# TNT Cheese LOG



## kadesma (Oct 11, 2012)

We serve this with crackers At Chrismas It's surrounded with red  berries.I want to plan on the decorations for Halloween Got any Ideas?
To make the log mix in a large bowl 1/2lb of grated Cheddar cheese,3 oz of soft cream cheese this will b very soft, 1 tab. soft butter,2 Tab. parsley,chopped, 1 Tab. grated onion,1/2 tea. salt, 1 Tab. Worcestershire, Dash or two of Tabasco,. Place this mixture on a large sheet of waxed or parchment paper and roll to form alog. It should be about 8 inches long and 2 inches in diameter. Close ends of paper place in freezer for 30 min.
Now we make the frosting in a small bowl  mix 2 oz of Roquefort,3 oz. cream cheese,2 Tab. heavy ceam and another dash of Tabasco. Beat til light and fluffy. Remove log from freezer it needs to be as hard as stone. Coat evenly with the Roquefort mixture  making sure you get the ends too. Place in freezer for 5 min. Remove and roll in 1/2 cup of chopped pistachios  make sure you cover all sides and the ends. Now roll in plastic wrap and put in refrigerator for 4 hours at the least. Place on serving plate decorate and serve with crackers .
kades


----------



## Snip 13 (Oct 11, 2012)

I think I've died and gone to cheese heaven! This sounds amazing, thank you Kades


----------



## kadesma (Oct 11, 2012)

Snip 13 said:


> I think I've died and gone to cheese heaven! This sounds amazing, thank you Kades


 I love it too. It is so good. I hope you enjoy it.
kades


----------



## Aunt Bea (Oct 11, 2012)

How about making it in a ball shape and rolling it in chopped toasted pecans.  Use pieces of black olives to make the Jack O'lantern eyes and mouth, a piece of green pepper, or scallion for a stem.


----------



## kadesma (Oct 11, 2012)

Aunt Bea said:


> How about making it in a ball shape and rolling it in chopped toasted pecans. Use pieces of black olives to make the Jack O'lantern eyes and mouth, a piece of green pepper, or scallion for a stem.

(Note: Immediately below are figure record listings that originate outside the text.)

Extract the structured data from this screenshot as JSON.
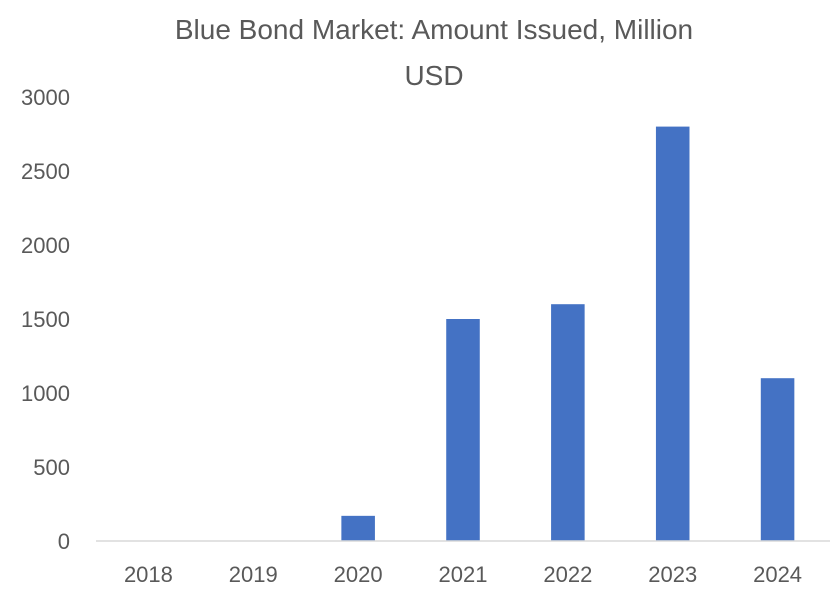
{
  "chart_data": {
    "type": "bar",
    "title_lines": [
      "Blue Bond Market: Amount Issued, Million",
      "USD"
    ],
    "categories": [
      "2018",
      "2019",
      "2020",
      "2021",
      "2022",
      "2023",
      "2024"
    ],
    "values": [
      0,
      0,
      170,
      1500,
      1600,
      2800,
      1100
    ],
    "yticks": [
      "0",
      "500",
      "1000",
      "1500",
      "2000",
      "2500",
      "3000"
    ],
    "ylim": [
      0,
      3000
    ],
    "grid": false,
    "legend": "none",
    "bar_color": "#4472C4",
    "axis_color": "#D9D9D9",
    "text_color": "#595959"
  }
}
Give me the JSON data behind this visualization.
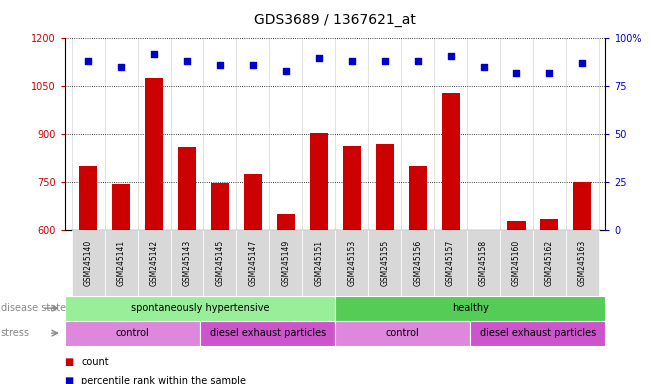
{
  "title": "GDS3689 / 1367621_at",
  "samples": [
    "GSM245140",
    "GSM245141",
    "GSM245142",
    "GSM245143",
    "GSM245145",
    "GSM245147",
    "GSM245149",
    "GSM245151",
    "GSM245153",
    "GSM245155",
    "GSM245156",
    "GSM245157",
    "GSM245158",
    "GSM245160",
    "GSM245162",
    "GSM245163"
  ],
  "bar_values": [
    800,
    745,
    1075,
    860,
    748,
    775,
    650,
    905,
    865,
    870,
    800,
    1030,
    600,
    630,
    635,
    750
  ],
  "dot_values": [
    88,
    85,
    92,
    88,
    86,
    86,
    83,
    90,
    88,
    88,
    88,
    91,
    85,
    82,
    82,
    87
  ],
  "bar_color": "#cc0000",
  "dot_color": "#0000cc",
  "ylim_left": [
    600,
    1200
  ],
  "ylim_right": [
    0,
    100
  ],
  "yticks_left": [
    600,
    750,
    900,
    1050,
    1200
  ],
  "yticks_right": [
    0,
    25,
    50,
    75,
    100
  ],
  "background_color": "#ffffff",
  "chart_bg": "#ffffff",
  "disease_state_groups": [
    {
      "label": "spontaneously hypertensive",
      "start": 0,
      "end": 8,
      "color": "#99ee99"
    },
    {
      "label": "healthy",
      "start": 8,
      "end": 16,
      "color": "#55cc55"
    }
  ],
  "stress_groups": [
    {
      "label": "control",
      "start": 0,
      "end": 4,
      "color": "#dd88dd"
    },
    {
      "label": "diesel exhaust particles",
      "start": 4,
      "end": 8,
      "color": "#cc55cc"
    },
    {
      "label": "control",
      "start": 8,
      "end": 12,
      "color": "#dd88dd"
    },
    {
      "label": "diesel exhaust particles",
      "start": 12,
      "end": 16,
      "color": "#cc55cc"
    }
  ],
  "legend_count_label": "count",
  "legend_pct_label": "percentile rank within the sample",
  "disease_state_label": "disease state",
  "stress_label": "stress",
  "title_fontsize": 10,
  "tick_fontsize": 7,
  "label_fontsize": 8,
  "annotation_fontsize": 8
}
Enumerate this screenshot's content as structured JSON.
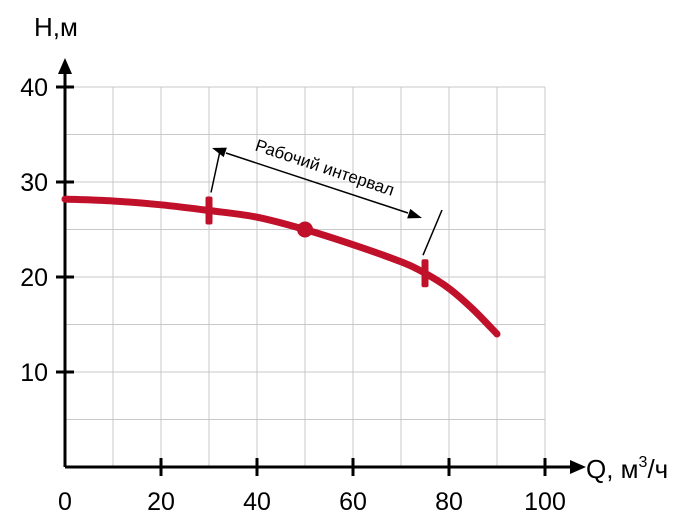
{
  "chart_data": {
    "type": "line",
    "ylabel": "H,м",
    "xlabel_main": "Q, м",
    "xlabel_sup": "3",
    "xlabel_end": "/ч",
    "x_ticks": [
      "0",
      "20",
      "40",
      "60",
      "80",
      "100"
    ],
    "y_ticks": [
      "10",
      "20",
      "30",
      "40"
    ],
    "xlim": [
      0,
      100
    ],
    "ylim": [
      0,
      40
    ],
    "x_minor_step": 10,
    "y_minor_step": 5,
    "grid": true,
    "series": [
      {
        "color": "#c0102a",
        "points": [
          {
            "x": 0,
            "y": 28.2
          },
          {
            "x": 10,
            "y": 28.0
          },
          {
            "x": 20,
            "y": 27.6
          },
          {
            "x": 30,
            "y": 27.0
          },
          {
            "x": 40,
            "y": 26.3
          },
          {
            "x": 50,
            "y": 25.0
          },
          {
            "x": 60,
            "y": 23.4
          },
          {
            "x": 70,
            "y": 21.6
          },
          {
            "x": 75,
            "y": 20.4
          },
          {
            "x": 80,
            "y": 18.8
          },
          {
            "x": 85,
            "y": 16.6
          },
          {
            "x": 90,
            "y": 14.0
          }
        ]
      }
    ],
    "markers": [
      {
        "kind": "bar",
        "x": 30,
        "y": 27.0
      },
      {
        "kind": "dot",
        "x": 50,
        "y": 25.0
      },
      {
        "kind": "bar",
        "x": 75,
        "y": 20.4
      }
    ],
    "annotation": {
      "text": "Рабочий интервал",
      "x_start": 30,
      "x_end": 75
    }
  }
}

 Great Idea Aunt bea. I'll give this one a try the kids will love it.
kades


----------



## 4meandthem (Oct 11, 2012)

For Halloween I would roll it in pine nuts (spider eggs) and put a few olive spiders on top like this one.


----------



## kadesma (Oct 11, 2012)

4meandthem said:


> For Halloween I would roll it in pine nuts (spider eggs) and put a few olive spiders on top like this one.

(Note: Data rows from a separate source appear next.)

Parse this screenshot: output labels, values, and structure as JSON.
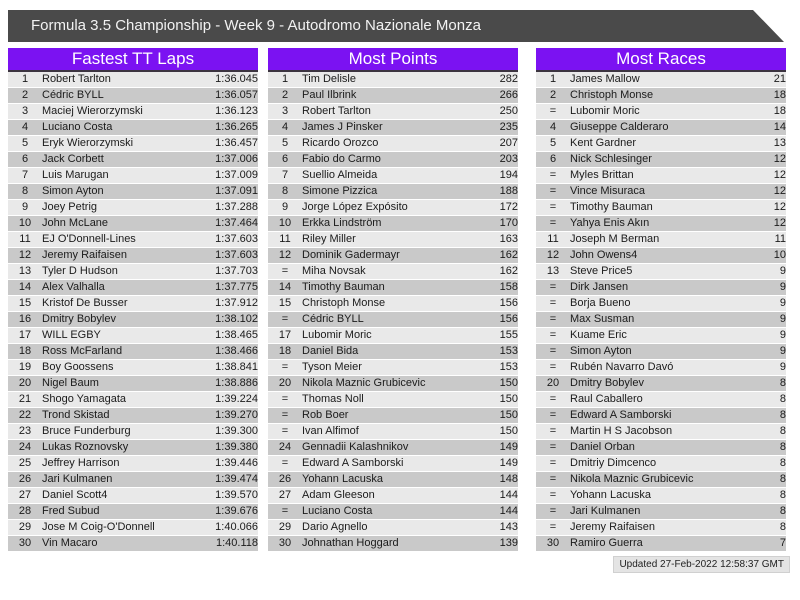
{
  "page_title": "Formula 3.5 Championship - Week 9 - Autodromo Nazionale Monza",
  "colors": {
    "accent_header": "#7b12f2",
    "title_bar": "#4a4a4a",
    "row_odd": "#e9e9e9",
    "row_even": "#c9c9c9"
  },
  "tables": [
    {
      "title": "Fastest TT Laps",
      "rows": [
        [
          "1",
          "Robert Tarlton",
          "1:36.045"
        ],
        [
          "2",
          "Cédric BYLL",
          "1:36.057"
        ],
        [
          "3",
          "Maciej Wierorzymski",
          "1:36.123"
        ],
        [
          "4",
          "Luciano Costa",
          "1:36.265"
        ],
        [
          "5",
          "Eryk Wierorzymski",
          "1:36.457"
        ],
        [
          "6",
          "Jack Corbett",
          "1:37.006"
        ],
        [
          "7",
          "Luis Marugan",
          "1:37.009"
        ],
        [
          "8",
          "Simon Ayton",
          "1:37.091"
        ],
        [
          "9",
          "Joey Petrig",
          "1:37.288"
        ],
        [
          "10",
          "John McLane",
          "1:37.464"
        ],
        [
          "11",
          "EJ O'Donnell-Lines",
          "1:37.603"
        ],
        [
          "12",
          "Jeremy Raifaisen",
          "1:37.603"
        ],
        [
          "13",
          "Tyler D Hudson",
          "1:37.703"
        ],
        [
          "14",
          "Alex Valhalla",
          "1:37.775"
        ],
        [
          "15",
          "Kristof De Busser",
          "1:37.912"
        ],
        [
          "16",
          "Dmitry Bobylev",
          "1:38.102"
        ],
        [
          "17",
          "WILL EGBY",
          "1:38.465"
        ],
        [
          "18",
          "Ross McFarland",
          "1:38.466"
        ],
        [
          "19",
          "Boy Goossens",
          "1:38.841"
        ],
        [
          "20",
          "Nigel Baum",
          "1:38.886"
        ],
        [
          "21",
          "Shogo Yamagata",
          "1:39.224"
        ],
        [
          "22",
          "Trond Skistad",
          "1:39.270"
        ],
        [
          "23",
          "Bruce Funderburg",
          "1:39.300"
        ],
        [
          "24",
          "Lukas Roznovsky",
          "1:39.380"
        ],
        [
          "25",
          "Jeffrey Harrison",
          "1:39.446"
        ],
        [
          "26",
          "Jari Kulmanen",
          "1:39.474"
        ],
        [
          "27",
          "Daniel Scott4",
          "1:39.570"
        ],
        [
          "28",
          "Fred Subud",
          "1:39.676"
        ],
        [
          "29",
          "Jose M Coig-O'Donnell",
          "1:40.066"
        ],
        [
          "30",
          "Vin Macaro",
          "1:40.118"
        ]
      ]
    },
    {
      "title": "Most Points",
      "rows": [
        [
          "1",
          "Tim Delisle",
          "282"
        ],
        [
          "2",
          "Paul Ilbrink",
          "266"
        ],
        [
          "3",
          "Robert Tarlton",
          "250"
        ],
        [
          "4",
          "James J Pinsker",
          "235"
        ],
        [
          "5",
          "Ricardo Orozco",
          "207"
        ],
        [
          "6",
          "Fabio do Carmo",
          "203"
        ],
        [
          "7",
          "Suellio Almeida",
          "194"
        ],
        [
          "8",
          "Simone Pizzica",
          "188"
        ],
        [
          "9",
          "Jorge López Expósito",
          "172"
        ],
        [
          "10",
          "Erkka Lindström",
          "170"
        ],
        [
          "11",
          "Riley Miller",
          "163"
        ],
        [
          "12",
          "Dominik Gadermayr",
          "162"
        ],
        [
          "=",
          "Miha Novsak",
          "162"
        ],
        [
          "14",
          "Timothy Bauman",
          "158"
        ],
        [
          "15",
          "Christoph Monse",
          "156"
        ],
        [
          "=",
          "Cédric BYLL",
          "156"
        ],
        [
          "17",
          "Lubomir Moric",
          "155"
        ],
        [
          "18",
          "Daniel Bida",
          "153"
        ],
        [
          "=",
          "Tyson Meier",
          "153"
        ],
        [
          "20",
          "Nikola Maznic Grubicevic",
          "150"
        ],
        [
          "=",
          "Thomas Noll",
          "150"
        ],
        [
          "=",
          "Rob Boer",
          "150"
        ],
        [
          "=",
          "Ivan Alfimof",
          "150"
        ],
        [
          "24",
          "Gennadii Kalashnikov",
          "149"
        ],
        [
          "=",
          "Edward A Samborski",
          "149"
        ],
        [
          "26",
          "Yohann Lacuska",
          "148"
        ],
        [
          "27",
          "Adam Gleeson",
          "144"
        ],
        [
          "=",
          "Luciano Costa",
          "144"
        ],
        [
          "29",
          "Dario Agnello",
          "143"
        ],
        [
          "30",
          "Johnathan Hoggard",
          "139"
        ]
      ]
    },
    {
      "title": "Most Races",
      "rows": [
        [
          "1",
          "James Mallow",
          "21"
        ],
        [
          "2",
          "Christoph Monse",
          "18"
        ],
        [
          "=",
          "Lubomir Moric",
          "18"
        ],
        [
          "4",
          "Giuseppe Calderaro",
          "14"
        ],
        [
          "5",
          "Kent Gardner",
          "13"
        ],
        [
          "6",
          "Nick Schlesinger",
          "12"
        ],
        [
          "=",
          "Myles Brittan",
          "12"
        ],
        [
          "=",
          "Vince Misuraca",
          "12"
        ],
        [
          "=",
          "Timothy Bauman",
          "12"
        ],
        [
          "=",
          "Yahya Enis Akın",
          "12"
        ],
        [
          "11",
          "Joseph M Berman",
          "11"
        ],
        [
          "12",
          "John Owens4",
          "10"
        ],
        [
          "13",
          "Steve Price5",
          "9"
        ],
        [
          "=",
          "Dirk Jansen",
          "9"
        ],
        [
          "=",
          "Borja Bueno",
          "9"
        ],
        [
          "=",
          "Max Susman",
          "9"
        ],
        [
          "=",
          "Kuame Eric",
          "9"
        ],
        [
          "=",
          "Simon Ayton",
          "9"
        ],
        [
          "=",
          "Rubén Navarro Davó",
          "9"
        ],
        [
          "20",
          "Dmitry Bobylev",
          "8"
        ],
        [
          "=",
          "Raul Caballero",
          "8"
        ],
        [
          "=",
          "Edward A Samborski",
          "8"
        ],
        [
          "=",
          "Martin H S Jacobson",
          "8"
        ],
        [
          "=",
          "Daniel Orban",
          "8"
        ],
        [
          "=",
          "Dmitriy Dimcenco",
          "8"
        ],
        [
          "=",
          "Nikola Maznic Grubicevic",
          "8"
        ],
        [
          "=",
          "Yohann Lacuska",
          "8"
        ],
        [
          "=",
          "Jari Kulmanen",
          "8"
        ],
        [
          "=",
          "Jeremy Raifaisen",
          "8"
        ],
        [
          "30",
          "Ramiro Guerra",
          "7"
        ]
      ]
    }
  ],
  "footer": {
    "updated": "Updated 27-Feb-2022 12:58:37 GMT"
  }
}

 Well now another great idea, think I'll make two smaller balls and wing it the people all dig in at my daughters and will never guess they dig in to everything. Thanks 4me
kades


----------



## taxlady (Oct 11, 2012)

Sounds oh-so-tasty. Are the pistachios raw? roasted? salted?


----------



## PrincessFiona60 (Oct 11, 2012)

I will definitely eat all of it, sounds fantastic, Ma!


----------



## Cerise (Oct 11, 2012)

One Cheese Ball - 4 Ways

One Cheese Ball--4 Great Ways Recipe from Betty Crocker

I like the pine cone w/ almonds.


----------



## kadesma (Oct 12, 2012)

taxlady said:


> Sounds oh-so-tasty. Are the pistachios raw? roasted? salted?


I use the salted roasted green ones. 
ma


----------



## kadesma (Oct 12, 2012)

PrincessFiona60 said:


> I will definitely eat all of it, sounds fantastic, Ma!


 It is nummy. Enjoy my friend.
ma


----------



## taxlady (Oct 12, 2012)

kadesma said:


> I use the salted roasted green ones.
> ma


Thanks Kadesma, that makes it easy. Those are the ones that we see most often.


----------



## Kylie1969 (Oct 12, 2012)

Thanks so much Kades for another wonderful sounding recipe


----------



## kadesma (Oct 13, 2012)

Kylie1969 said:


> Thanks so much Kades for another wonderful sounding recipe


 Thanks Kylie, so glad you like,
kades


----------